Security teams, not only they have to be right every time, but they must also act fast. AI helps security teams be proactive with predictive analysis. It prepares you to be one step ahead of the adversary by giving you the ability to predict a future incident and act beforehand.

Machine Learning for Security

The choice of machine learning algorithm to use depends on the type of security to be solved and the type of training data available. The data can be either labeled (the model uses supervised learning to analyze it) or unlabeled (the model uses unsupervised learning to analyze it). Types of problems vary:

• Predict a future event from past data.
• Split data into known categories.
• Discover new patterns.
• Generate synthetic data.

These 2 factors lead to a choice of a machine learning algorithm to use.

ML algorithms for

A quite common need in security space is to predict a future event based on the known data at hand. Such prediction problems fall under the broader category of so called regression problems. Some of the commonly used algorithms for solving regression problems are:

• Linear regression.
• Support vector regression.
• Random forest.
• Decision trees.
• Regression ANN.

You want to segregate events into known categories, such problems fall into a broader category of so called classification problems. Classification is the process of segregating new data into previously known categories. Some of the classification algorithms are:

• Logistic regression.
• K-near neighbors (KNN).
• Support vector machines (SVM).
• Naive Bayes.
• Decision tree classification.
• Random forest classification.
• Classification ANN.

Clustering algorithms gathers unlabeled data into groups without prior knowledge which makes it different from classification. Classification uses supervised learning while clustering uses unsupervised learning. You can break clustering problems into 2 categories pattern recognition and anomalies detection. Algorithms used for clustering are:

• K-means.
• Self-organizing maps.
• DBSCAN.
• Bayesian Gaussian mixture models.

For security purposes you might need to generate new data which is known as synthetic data. You use synthetic data for many use cases, such as cracking passwords, fuzz testing, vulnerability testing of your application, steganography, … Synthetic data can come handy when you don’t want to share the original data, but still share a representative sample with someone for testing. Some of the algorithms used to generate data are:

• Markov chains.
• Boltzmann machines.
• GANs.

Practical Considerations, Risks and Limitations

There are 3 ways AI can impact your organization:

1. Limitations and poor implementation of AI.
2. Attacks against your implementation of AI.
3. Use of AI by attackers.

The algorithms, especially deep learning algorithms, do not have domain knowledge. They don’t understand the underlying network topologies, the physics, or your business logic. These algorithms only look at input and output data and identify relationships between them without any meaning attached to that relationship. Also, machine learning has a dependency on large data sets and in many cases on the availability of labeled data. You may not have such data available in your organization to train the machine learning models.
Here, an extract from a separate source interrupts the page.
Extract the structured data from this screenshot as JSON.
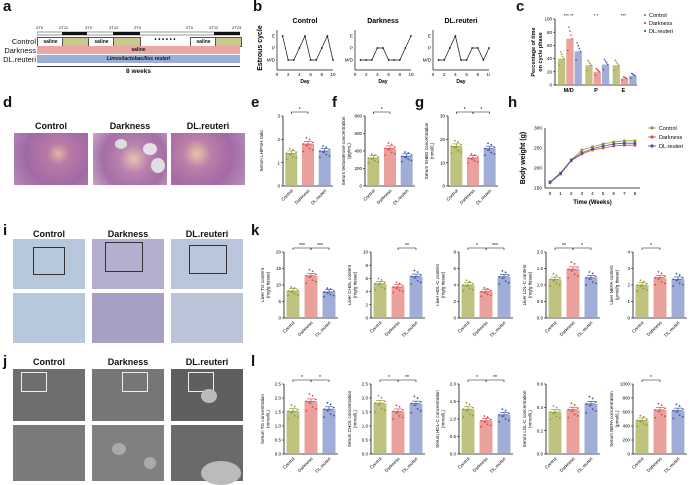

AI opened a new attack surface. Not only AI can be a target to attacks, it can also expose the system and makes it prone to infiltration through AI. On the other hand, AI is empowering cyber criminals to carry out security attacks with greater speed, scope and stealth. Attackers use AI to automate common tasks such as scanning the network and discovering services. By applying Machine Learning, an attacker can bypass capture control, or even crack a password, or furthermore, utilize the data and API offered by a tool such as VirusTotal, to test a fully undetectable malware. As part of reconnaissance, attackers gather data about their potential targets.